Here’s today at a glance:
Mix & Match
Sakana AI, the Tokyo-based AI startup run by Google and Stability David Ha (@hardmaru) who was the mod for r/MachineLearning for many years, and former Google Llion Jones, finally had a grand unveil of their project:
Model merging
In essence, they took:
A language model that could do math; and
A language model that could output Japanese
Merged them either by summing their weights (ie Parameter Space) or by changing the inference path the tokens take through the layers of the model (ie Data Flow Space) or both
Evolving the merge process toward a better outcome
Until they got to a single language model that could do Japanese math! Something it had not specifically been trained for.
The team innovated on:
Figured out a number of hacks to reduce the search space to something small enough to be feasible
Translated one of the widely used math datasets (GSM8k) to Japanese
Created a new benchmark dataset for Japanese visual language models
And they ended up with a 7 billion parameter model that is state of the art and better than 70 billion parameter Japanese language models.
This is pretty exciting, as there are 500,000 models of various kinds sitting on huggingface, a large number of which barely get any use in a typical Pareto structure. It is quite possible now that besides these models themselves, Sakana has added a toolkit to patch various model capabilities together to make something new.
Notably, the lead researcher on the project was Takuya Akiba, who worked at Stability with David Ha prior.

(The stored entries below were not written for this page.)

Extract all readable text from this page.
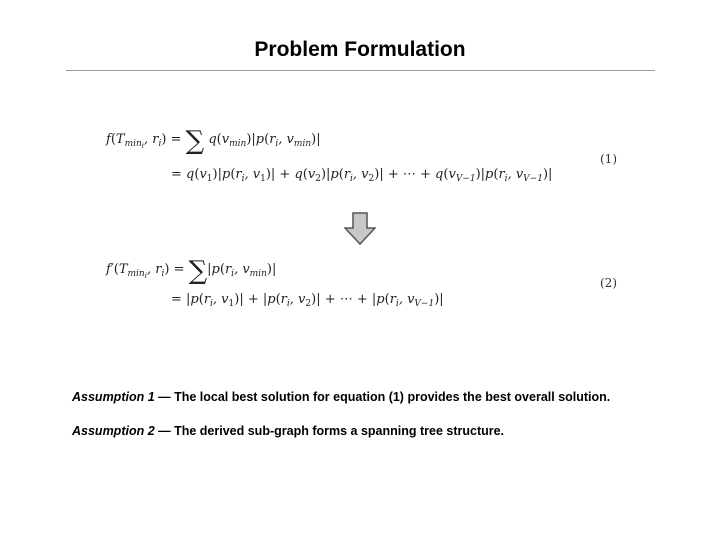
Problem Formulation
$f(T_{min_i}$, $r_i$) = ∑ $q(v_{min})|p(r_i$, $v_{min})|$
= $q(v_1)|p(r_i$, $v_1)| + q(v_2)|p(r_i$, $v_2)|$ + ⋯ + $q(v_{V-1})|p(r_i$, $v_{V-1})|$
(1)
$f'(T_{min_i}$, $r_i) = \sum|p(r_i$, $v_{min})|$
= $|p(r_i$, $v_1)| + |p(r_i$, $v_2)|$ + ⋯ + $|p(r_i$, $v_{V-1})|$
(2)
Assumption 1 — The local best solution for equation (1) provides the best overall solution.
Assumption 2 — The derived sub-graph forms a spanning tree structure.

It strikes me that David was able to hire local talent in Tokyo (and though Akiba-san has 3 degrees from Todai, he was working for a Japanese firm prior) at Stability, and saw the writing on the wall 8 months ago and struck out on his own. It does make one wonder how much other trapped talent there is in the world, that we just don’t really know how to hire or address.
Sakana also built a culturally aware Japanese image generation model in the same manner.
🗞️ Things Happen
Google Deepmind founder Demis Hassabis gets knighted.
TSMC comes out to hint that Nvidia’s targeted 1 million fold performance increase might be possible.